Charles Russell (1832-1900), counsel for Parnell at the Commission destroyed Pigott and acted for O’Donnell who shot Carey, the informer

If one juxtaposes the fees of these lawyers with the income of the Shannonbridge donors we are talking two different planets. Small and all as some of the donations may appear it would have been a significant struggle for the donors. They would have had small enough incomes and no doubt had large families to feed and clothe. It gives us some idea of the esteem Parnell was held in by the ordinary people of Ireland. When I look at the names on the list, they are all very familiar, and are names one finds in the area today. One gets a notion of the struggle they were prepared to make 130 odd years ago. A lot of the donors feature in Brendan Ryan and Laura Price`s wonderful book Shannonbridge A History of Raghra c.1600 to c.1900 (available to purchase from Offaly History). One can see that the local Catholic Parish Priest made a contribution of £1.0.0, while his Church of Ireland counterpart Revd. Stuart E. Cooney does not appear to have contributed. There may well have been a Catholic-Protestant divide on the matter in the locality.

Parnell and Mrs O’Shea married in 1891. She published her two vol. account of the their relationship in 1914.

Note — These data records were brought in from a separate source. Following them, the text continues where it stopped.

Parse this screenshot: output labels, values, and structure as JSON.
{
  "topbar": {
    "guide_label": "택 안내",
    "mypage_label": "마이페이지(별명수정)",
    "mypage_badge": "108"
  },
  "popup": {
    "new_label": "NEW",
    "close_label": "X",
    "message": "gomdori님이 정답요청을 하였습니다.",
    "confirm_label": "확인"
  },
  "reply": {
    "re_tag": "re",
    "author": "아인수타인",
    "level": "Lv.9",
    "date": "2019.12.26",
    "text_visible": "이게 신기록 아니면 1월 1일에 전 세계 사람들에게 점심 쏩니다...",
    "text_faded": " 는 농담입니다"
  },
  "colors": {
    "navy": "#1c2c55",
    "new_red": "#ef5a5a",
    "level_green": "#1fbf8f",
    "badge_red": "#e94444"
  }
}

I can only wonder as to how shocked these folk were when Katherine Wood entered the life of Parnell. As we all know she was married to Captain William O`Shea when her relationship with Parnell commenced. Captain O`Shea on 24th December 1889 filed a petition for divorce from his wife Katherine, citing Parnell as a co-respondent. A nice Christmas gift! This led to the fall of Parnell, which had earthquaking consequences on the Irish political arena. The Catholic hierarchy, after initial hesitancy, declared Parnell morally unfit for leadership, which of course meant his goose was cooked. Of course, The Times newspaper were waiting in the long grass to have their revenge. Like rats deserting a sinking ship, the media, even including his newspaper ally the Freeman`s Journal fell into the anti-Parnell camp.

No doubt the Shannonbridge donors felt betrayed and are likely to have split like the rest of the country into pro and anti-Parnell camps. There is something very poignant to see their contributions to their Chief end in failure. As they looked back then at Irish history, they are likely to have seen it as yet another act of treachery by one of their elite.

Captain O’Shea encouraged the affair for his own political ends.

Yet, it must be said that in the matter of the Parnell split, Michael Reddy supported Parnell, and the fact that he won later elections may suggest that the majority of the donors above may have acted likewise.